AGI – Sale l’attesa per le offerte per l’acquisizione di Acciaierie d’Italia in amministrazione straordinaria, l’ex Ilva.
Alla scadenza di ieri, alle 24, sono giunti i rilanci di tutti e tre i gruppi in corsa per prendere l’intero gruppo dell’acciaio con i suoi stabilimenti e società collegate: Baku Steel Company, Jindal International e Bedrock, la cui provenienza è rispettivamente Azerbajian, India e Stati Uniti; aziende siderurgiche le prime due, fondo di investimento il terzo.
In mattinata è attesa una comunicazione, non è certo se del ministro delle Imprese, Adolfo Urso, oppure dei commissari di AdI, Fiori, Quaranta e Tabarelli, sulla conclusione della gara.
Quest’ultima è stata lanciata a fine luglio con un bando internazionale e alla data del 20 settembre ha visto l’arrivo delle manifestazioni di interesse di cui tre per la società AdI intera e le altre per singoli, specifici asset. A quanto pare, ieri sera tardi non ci sarebbe stato un primo, sommario esame dei tre rilanci arrivati, ma solo il riscontro che Baku, Jindal e Bedrock hanno effettivamente rilanciato. L’ultima offerta aggiornata sarebbe arrivata poco prima delle 24, quindi sul filo della scadenza.
A Urso sarebbe stata data comunicazione dell’arrivo dei rilanci. E proprio perchè l’ultima proposta è pervenuta in extremis, non ci sarebbe stato il tempo per un primo vaglio di merito, che comincerà nelle prossime ore. Anche perchè si tratta di documenti da esaminare con attenzione che investono molteplici profili.
Nelle ultime ore sono divenute più insistenti le indiscrezioni, anche di fonti sindacali nazionali, che indicano in Baku Steel il prossimo gestore dell’acciaieria nonostante i passi avanti pure fatti dagli altri competitor. Inoltre, non ha avuto alcun seguito concreto l’ipotesi che Baku e Jindal potessero unire le loro forze e presentare un’offerta unica, dato che i tre si sono presentati singolarmente.

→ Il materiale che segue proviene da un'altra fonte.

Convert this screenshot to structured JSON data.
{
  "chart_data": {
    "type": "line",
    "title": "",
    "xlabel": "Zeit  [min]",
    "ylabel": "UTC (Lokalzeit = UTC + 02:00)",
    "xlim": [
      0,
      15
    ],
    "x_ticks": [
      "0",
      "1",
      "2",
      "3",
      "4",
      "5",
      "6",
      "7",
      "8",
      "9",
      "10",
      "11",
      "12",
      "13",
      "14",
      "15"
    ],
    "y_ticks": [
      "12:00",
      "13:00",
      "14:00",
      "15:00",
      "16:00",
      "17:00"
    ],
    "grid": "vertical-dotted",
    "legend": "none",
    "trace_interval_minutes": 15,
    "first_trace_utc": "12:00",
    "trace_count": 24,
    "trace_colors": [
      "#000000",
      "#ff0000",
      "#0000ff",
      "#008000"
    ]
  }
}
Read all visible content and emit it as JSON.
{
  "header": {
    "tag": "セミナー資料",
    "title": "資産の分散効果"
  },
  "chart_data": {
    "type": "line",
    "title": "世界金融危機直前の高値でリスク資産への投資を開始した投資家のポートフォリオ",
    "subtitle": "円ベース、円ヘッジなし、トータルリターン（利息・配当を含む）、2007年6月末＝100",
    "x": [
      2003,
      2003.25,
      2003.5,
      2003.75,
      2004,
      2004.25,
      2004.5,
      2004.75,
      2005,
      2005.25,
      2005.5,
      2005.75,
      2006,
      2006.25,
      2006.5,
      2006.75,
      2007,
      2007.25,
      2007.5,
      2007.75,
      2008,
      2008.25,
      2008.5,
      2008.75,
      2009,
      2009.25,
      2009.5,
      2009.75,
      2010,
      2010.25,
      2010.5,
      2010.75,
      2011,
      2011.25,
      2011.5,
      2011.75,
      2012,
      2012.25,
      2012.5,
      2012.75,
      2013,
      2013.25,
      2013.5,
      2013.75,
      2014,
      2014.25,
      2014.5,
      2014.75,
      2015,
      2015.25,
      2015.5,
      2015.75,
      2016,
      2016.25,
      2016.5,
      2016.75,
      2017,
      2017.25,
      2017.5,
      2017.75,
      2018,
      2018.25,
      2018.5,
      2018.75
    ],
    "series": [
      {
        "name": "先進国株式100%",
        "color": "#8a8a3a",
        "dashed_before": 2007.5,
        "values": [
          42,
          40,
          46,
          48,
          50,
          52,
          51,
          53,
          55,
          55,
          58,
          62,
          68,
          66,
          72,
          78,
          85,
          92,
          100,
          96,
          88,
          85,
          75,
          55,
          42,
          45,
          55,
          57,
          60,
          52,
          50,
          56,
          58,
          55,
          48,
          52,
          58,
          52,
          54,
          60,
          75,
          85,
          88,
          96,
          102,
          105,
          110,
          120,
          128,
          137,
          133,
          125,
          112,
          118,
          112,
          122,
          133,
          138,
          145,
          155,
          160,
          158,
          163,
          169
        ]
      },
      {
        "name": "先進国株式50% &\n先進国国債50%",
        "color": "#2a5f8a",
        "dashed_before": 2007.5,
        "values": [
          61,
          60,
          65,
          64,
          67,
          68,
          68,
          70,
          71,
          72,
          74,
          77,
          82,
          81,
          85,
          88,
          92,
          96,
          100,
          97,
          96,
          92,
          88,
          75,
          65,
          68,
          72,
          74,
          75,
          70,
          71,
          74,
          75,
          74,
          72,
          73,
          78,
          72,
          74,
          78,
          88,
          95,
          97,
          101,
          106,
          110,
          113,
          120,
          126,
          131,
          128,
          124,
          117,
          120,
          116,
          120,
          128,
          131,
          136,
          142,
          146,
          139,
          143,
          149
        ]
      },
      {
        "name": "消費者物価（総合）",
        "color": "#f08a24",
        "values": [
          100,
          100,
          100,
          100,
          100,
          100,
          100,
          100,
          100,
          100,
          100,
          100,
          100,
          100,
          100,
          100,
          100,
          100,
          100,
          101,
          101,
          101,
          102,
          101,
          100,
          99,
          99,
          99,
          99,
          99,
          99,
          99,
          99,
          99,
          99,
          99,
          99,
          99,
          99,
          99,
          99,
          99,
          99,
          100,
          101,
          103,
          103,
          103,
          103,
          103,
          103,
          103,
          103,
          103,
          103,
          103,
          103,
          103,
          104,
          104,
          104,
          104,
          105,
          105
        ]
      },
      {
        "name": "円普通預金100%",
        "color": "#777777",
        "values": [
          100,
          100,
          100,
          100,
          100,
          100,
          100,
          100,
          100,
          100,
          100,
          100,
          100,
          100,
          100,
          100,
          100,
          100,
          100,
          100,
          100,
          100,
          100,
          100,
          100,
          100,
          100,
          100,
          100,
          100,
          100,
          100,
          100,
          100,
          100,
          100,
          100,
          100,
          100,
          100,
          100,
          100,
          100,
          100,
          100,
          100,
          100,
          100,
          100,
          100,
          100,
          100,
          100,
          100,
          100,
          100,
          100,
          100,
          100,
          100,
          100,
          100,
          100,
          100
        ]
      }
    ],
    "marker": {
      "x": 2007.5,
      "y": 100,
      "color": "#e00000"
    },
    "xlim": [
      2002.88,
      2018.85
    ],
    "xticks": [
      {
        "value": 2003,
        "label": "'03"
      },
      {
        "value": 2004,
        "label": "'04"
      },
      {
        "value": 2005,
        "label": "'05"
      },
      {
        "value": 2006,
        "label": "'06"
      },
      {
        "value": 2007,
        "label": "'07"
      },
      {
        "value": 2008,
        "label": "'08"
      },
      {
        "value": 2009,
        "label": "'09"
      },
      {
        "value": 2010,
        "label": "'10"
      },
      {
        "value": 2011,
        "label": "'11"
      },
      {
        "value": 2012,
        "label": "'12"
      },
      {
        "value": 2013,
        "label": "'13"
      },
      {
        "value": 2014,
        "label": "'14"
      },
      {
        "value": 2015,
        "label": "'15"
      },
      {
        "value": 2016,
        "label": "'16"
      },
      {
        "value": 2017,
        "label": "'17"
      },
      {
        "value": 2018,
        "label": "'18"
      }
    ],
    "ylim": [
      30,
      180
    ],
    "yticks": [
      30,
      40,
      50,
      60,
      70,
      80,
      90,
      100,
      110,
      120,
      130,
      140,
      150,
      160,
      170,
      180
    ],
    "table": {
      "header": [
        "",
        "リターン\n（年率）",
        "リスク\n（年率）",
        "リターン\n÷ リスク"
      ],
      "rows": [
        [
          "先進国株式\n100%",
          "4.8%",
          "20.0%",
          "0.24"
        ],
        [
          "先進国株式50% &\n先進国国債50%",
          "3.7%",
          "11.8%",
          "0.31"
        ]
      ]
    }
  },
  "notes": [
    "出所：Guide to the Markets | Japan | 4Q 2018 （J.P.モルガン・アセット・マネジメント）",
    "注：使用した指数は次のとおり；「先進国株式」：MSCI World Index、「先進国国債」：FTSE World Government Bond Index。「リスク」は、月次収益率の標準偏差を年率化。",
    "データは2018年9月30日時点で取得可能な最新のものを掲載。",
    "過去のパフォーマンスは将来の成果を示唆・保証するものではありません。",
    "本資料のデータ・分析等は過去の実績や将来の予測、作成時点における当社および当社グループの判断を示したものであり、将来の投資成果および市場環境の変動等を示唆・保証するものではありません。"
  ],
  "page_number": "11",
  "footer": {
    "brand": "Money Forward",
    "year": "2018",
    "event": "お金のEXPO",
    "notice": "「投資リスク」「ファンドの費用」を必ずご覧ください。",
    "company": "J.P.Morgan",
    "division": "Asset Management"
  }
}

Anzi, già prima della chiusura dei rilanci, l’offerta degli azeri – che dalla loro hanno sia la grande disponibilità di gas che serve per la transizione dagli altiforni ai forni elettrici, sia l’alleanza con Azerbaijan Investment Company Ojsc, fondata nel 2006 dal Governo della Repubblica dell’Azerbajian che detiene il 100% del capitale – si presentava migliore rispetto a quelle di Jindal e di Bedrock.
Gli azeri, infatti, prima dell’ultimo step, avrebbero offerto un miliardo per l’azienda – 500 milioni per il magazzino e altrettanti per l’impianto – e il mantenimento di 7.800 posti di lavoro per due anni, requisito questo indicato nel bando di vendita, sui poco meno di 10mila che sono l’organico di tutta AdI a fine gennaio 2025. Questi elementi sarebbero stati adesso migliorati.

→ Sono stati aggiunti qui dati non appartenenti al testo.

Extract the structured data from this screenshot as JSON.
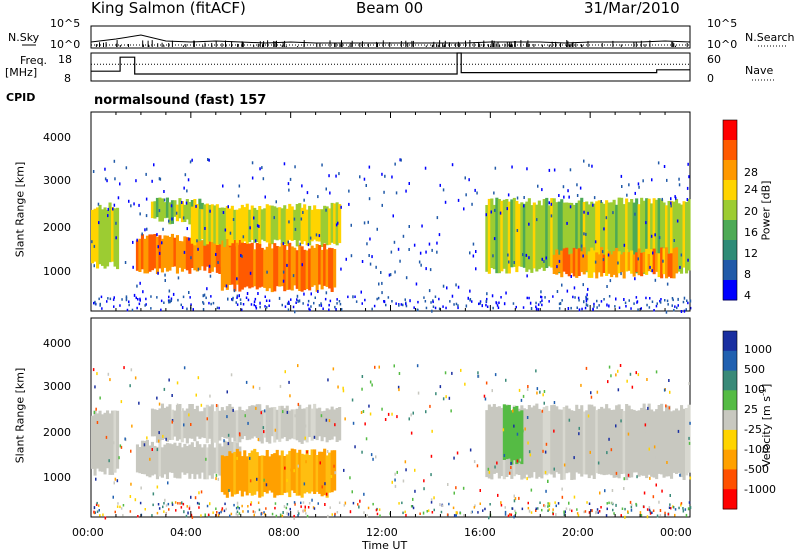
{
  "header": {
    "title": "King Salmon (fitACF)",
    "beam": "Beam 00",
    "date": "31/Mar/2010"
  },
  "chart_data": [
    {
      "type": "line",
      "panel": "noise",
      "left_label": "N.Sky",
      "right_label": "N.Search",
      "tick_labels": [
        "10^5",
        "10^0"
      ],
      "x": [
        "00:00",
        "01:00",
        "02:00",
        "03:00",
        "04:00",
        "05:00",
        "06:00",
        "07:00",
        "08:00",
        "09:00",
        "10:00",
        "11:00",
        "12:00",
        "13:00",
        "14:00",
        "15:00",
        "16:00",
        "17:00",
        "18:00",
        "19:00",
        "20:00",
        "21:00",
        "22:00",
        "23:00",
        "24:00"
      ],
      "series": [
        {
          "name": "N.Sky",
          "values": [
            5,
            8,
            12,
            6,
            5,
            6,
            5,
            4,
            5,
            4,
            4,
            4,
            4,
            4,
            4,
            4,
            5,
            5,
            5,
            4,
            5,
            5,
            5,
            6,
            5
          ]
        },
        {
          "name": "N.Search",
          "values": [
            2,
            2,
            2,
            2,
            2,
            2,
            2,
            2,
            2,
            2,
            2,
            2,
            2,
            2,
            2,
            2,
            2,
            2,
            2,
            2,
            2,
            2,
            2,
            2,
            2
          ]
        }
      ]
    },
    {
      "type": "line",
      "panel": "frequency",
      "left_label": "Freq.",
      "left_unit": "[MHz]",
      "right_label": "Nave",
      "left_ticks": [
        "18",
        "8"
      ],
      "right_ticks": [
        "60",
        "0"
      ],
      "cpid_label": "CPID",
      "cpid_text": "normalsound (fast) 157",
      "series": [
        {
          "name": "Freq.",
          "segments": [
            {
              "start": "00:00",
              "end": "01:10",
              "value": 11.5
            },
            {
              "start": "01:10",
              "end": "01:45",
              "value": 16.5
            },
            {
              "start": "01:45",
              "end": "14:40",
              "value": 10.5
            },
            {
              "start": "14:40",
              "end": "14:50",
              "value": 18
            },
            {
              "start": "14:50",
              "end": "22:40",
              "value": 11
            },
            {
              "start": "22:40",
              "end": "24:00",
              "value": 12
            }
          ]
        },
        {
          "name": "Nave",
          "value": 36
        }
      ]
    },
    {
      "type": "heatmap",
      "panel": "power",
      "ylabel": "Slant Range [km]",
      "yticks": [
        "4000",
        "3000",
        "2000",
        "1000"
      ],
      "ylim": [
        180,
        4600
      ],
      "colorbar_label": "Power [dB]",
      "colorbar_ticks": [
        "28",
        "24",
        "20",
        "16",
        "12",
        "8",
        "4"
      ],
      "colorbar_colors": [
        "#ff0000",
        "#ff5a00",
        "#ff9900",
        "#ffd400",
        "#9ccc32",
        "#4daa55",
        "#2e8b77",
        "#215aa8",
        "#0000ff"
      ],
      "regions": [
        {
          "t0": 0.0,
          "t1": 1.1,
          "r0": 1100,
          "r1": 2600,
          "level": 14
        },
        {
          "t0": 1.8,
          "t1": 6.0,
          "r0": 1000,
          "r1": 1900,
          "level": 22
        },
        {
          "t0": 2.4,
          "t1": 4.5,
          "r0": 2100,
          "r1": 2700,
          "level": 12
        },
        {
          "t0": 4.0,
          "t1": 10.0,
          "r0": 1600,
          "r1": 2600,
          "level": 14
        },
        {
          "t0": 5.2,
          "t1": 9.8,
          "r0": 600,
          "r1": 1700,
          "level": 22
        },
        {
          "t0": 15.8,
          "t1": 24.0,
          "r0": 1000,
          "r1": 2700,
          "level": 12
        },
        {
          "t0": 18.5,
          "t1": 23.5,
          "r0": 900,
          "r1": 1600,
          "level": 20
        }
      ]
    },
    {
      "type": "heatmap",
      "panel": "velocity",
      "ylabel": "Slant Range [km]",
      "yticks": [
        "4000",
        "3000",
        "2000",
        "1000"
      ],
      "ylim": [
        180,
        4600
      ],
      "colorbar_label": "Velocity [m s",
      "colorbar_label_sup": "-1",
      "colorbar_label_end": "]",
      "colorbar_ticks": [
        "1000",
        "500",
        "100",
        "25",
        "-25",
        "-100",
        "-500",
        "-1000"
      ],
      "colorbar_colors": [
        "#1a2fa0",
        "#2060b0",
        "#3a8a78",
        "#55bb44",
        "#c8c8c0",
        "#ffd400",
        "#ffa000",
        "#ff5000",
        "#ff0000"
      ],
      "regions": [
        {
          "t0": 0.0,
          "t1": 1.1,
          "r0": 1100,
          "r1": 2600,
          "v": 0
        },
        {
          "t0": 1.8,
          "t1": 6.0,
          "r0": 1000,
          "r1": 1900,
          "v": 0
        },
        {
          "t0": 2.4,
          "t1": 10.0,
          "r0": 1800,
          "r1": 2700,
          "v": 0
        },
        {
          "t0": 5.2,
          "t1": 9.8,
          "r0": 600,
          "r1": 1700,
          "v": -200
        },
        {
          "t0": 15.8,
          "t1": 24.0,
          "r0": 1000,
          "r1": 2700,
          "v": 0
        },
        {
          "t0": 16.5,
          "t1": 17.3,
          "r0": 1300,
          "r1": 2700,
          "v": 150
        }
      ]
    }
  ],
  "xaxis": {
    "ticks": [
      "00:00",
      "04:00",
      "08:00",
      "12:00",
      "16:00",
      "20:00",
      "00:00"
    ],
    "label": "Time UT"
  }
}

Il tema occupazionale è infatti una delle priorità insieme alla decarbonizzazione della produzione dell’acciaio e agli investimenti ambientali. E avere un numero molto alto di esuberi avrebbe complicato le cose, già non facili, considerato che il passaggio, nel 2018, da Ilva in amministrazione straordinaria ad ArcelorMittal ha creato esuberi, attualmente circa 1.700 in cassa integrazione straordinaria a zero ore da diversi anni, di cui 1.474 solo a Taranto e 206 a Genova alla data del 30 giugno 2024.
In ambienti vicini al dossier, si osserva che Baku, Jindal e Bedrock hanno dimostrato di essere delle società serie poiché sino all’ultimo momento hanno lavorato, chiesto e approfondito. È vero che i rilanci avvenuti superano le precedenti offerte del 10 gennaio scorso, ma qualora da parte di uno o più gruppi non ci fossero stati aggiustamenti rispetto a questa data, comunque la proposta del 10 gennaio sarebbe comunque valsa e rimasta sul tavolo.

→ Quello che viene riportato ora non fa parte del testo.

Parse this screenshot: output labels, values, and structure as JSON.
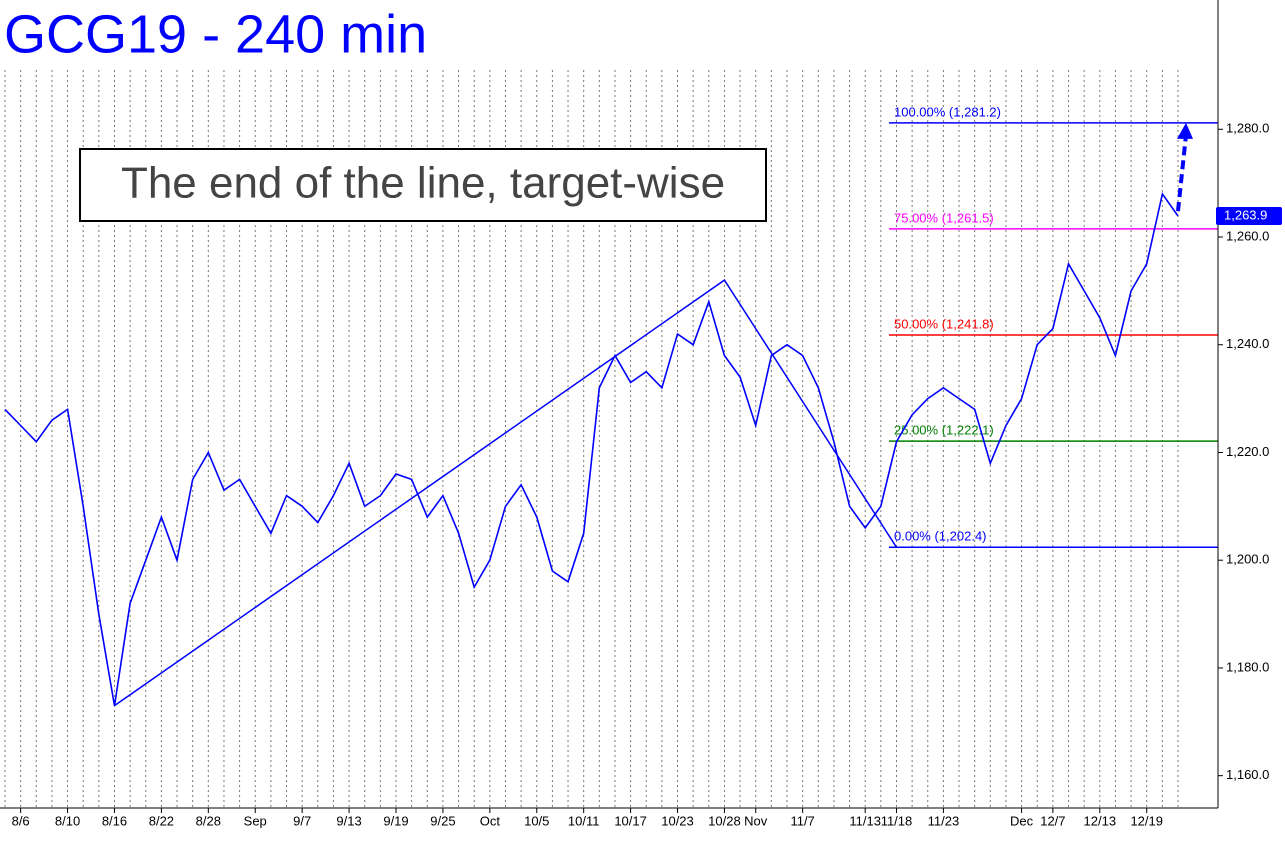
{
  "chart_data": {
    "type": "line",
    "title": "GCG19 - 240 min",
    "annotation": "The end of the line, target-wise",
    "categories": [
      null,
      "8/6",
      null,
      null,
      "8/10",
      null,
      null,
      "8/16",
      null,
      null,
      "8/22",
      null,
      null,
      "8/28",
      null,
      null,
      "Sep",
      null,
      null,
      "9/7",
      null,
      null,
      "9/13",
      null,
      null,
      "9/19",
      null,
      null,
      "9/25",
      null,
      null,
      "Oct",
      null,
      null,
      "10/5",
      null,
      null,
      "10/11",
      null,
      null,
      "10/17",
      null,
      null,
      "10/23",
      null,
      null,
      "10/28",
      null,
      "Nov",
      null,
      null,
      "11/7",
      null,
      null,
      null,
      "11/13",
      null,
      "11/18",
      null,
      null,
      "11/23",
      null,
      null,
      null,
      null,
      "Dec",
      null,
      "12/7",
      null,
      null,
      "12/13",
      null,
      null,
      "12/19",
      null,
      null
    ],
    "series": [
      {
        "name": "GCG19",
        "color": "#0000ff",
        "values": [
          1228,
          1225,
          1222,
          1226,
          1228,
          1210,
          1190,
          1173,
          1192,
          1200,
          1208,
          1200,
          1215,
          1220,
          1213,
          1215,
          1210,
          1205,
          1212,
          1210,
          1207,
          1212,
          1218,
          1210,
          1212,
          1216,
          1215,
          1208,
          1212,
          1205,
          1195,
          1200,
          1210,
          1214,
          1208,
          1198,
          1196,
          1205,
          1232,
          1238,
          1233,
          1235,
          1232,
          1242,
          1240,
          1248,
          1238,
          1234,
          1225,
          1238,
          1240,
          1238,
          1232,
          1222,
          1210,
          1206,
          1210,
          1222,
          1227,
          1230,
          1232,
          1230,
          1228,
          1218,
          1225,
          1230,
          1240,
          1243,
          1255,
          1250,
          1245,
          1238,
          1250,
          1255,
          1268,
          1263.9
        ]
      }
    ],
    "trendline": {
      "color": "#0000ff",
      "values": [
        1173,
        1252,
        1202.4
      ]
    },
    "levels": [
      {
        "label": "100.00% (1,281.2)",
        "value": 1281.2,
        "color": "#0000ff"
      },
      {
        "label": "75.00% (1,261.5)",
        "value": 1261.5,
        "color": "#ff00ff"
      },
      {
        "label": "50.00% (1,241.8)",
        "value": 1241.8,
        "color": "#ff0000"
      },
      {
        "label": "25.00% (1,222.1)",
        "value": 1222.1,
        "color": "#008000"
      },
      {
        "label": "0.00% (1,202.4)",
        "value": 1202.4,
        "color": "#0000ff"
      }
    ],
    "last_price": {
      "value": 1263.9,
      "label": "1,263.9"
    },
    "ylim": [
      1154,
      1304
    ],
    "yticks": [
      {
        "value": 1160,
        "label": "1,160.0"
      },
      {
        "value": 1180,
        "label": "1,180.0"
      },
      {
        "value": 1200,
        "label": "1,200.0"
      },
      {
        "value": 1220,
        "label": "1,220.0"
      },
      {
        "value": 1240,
        "label": "1,240.0"
      },
      {
        "value": 1260,
        "label": "1,260.0"
      },
      {
        "value": 1280,
        "label": "1,280.0"
      }
    ],
    "grid": true
  }
}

Adesso, una volta determinata l’offerta migliore, partirà il confronto esclusivo con il proponente nell’ottica o di arrivare a ulteriori perfezionamenti, oppure alla stesura del contratto di vendita sulla base dell’ultima proposta presentata. Infine, non è escluso che il gruppo che acquisirà AdI possa cedere a sua volta a terzi alcuni asset specifici del gruppo se non ritenuti di suo interesse. Ma servirà capire dal piano industriale del vincitore se talune attività meno centrali rispetto agli stabilimenti di Taranto, Genova, Novi Ligure e Racconigi, hanno priorità o meno. In questo caso, l’acquirente comprerebbe comunque tutto – perché il bando ha privilegiato coloro che si sono fatti avanti per l‘acquisto unitario – per cedere poi in un secondo momento le unità complementari.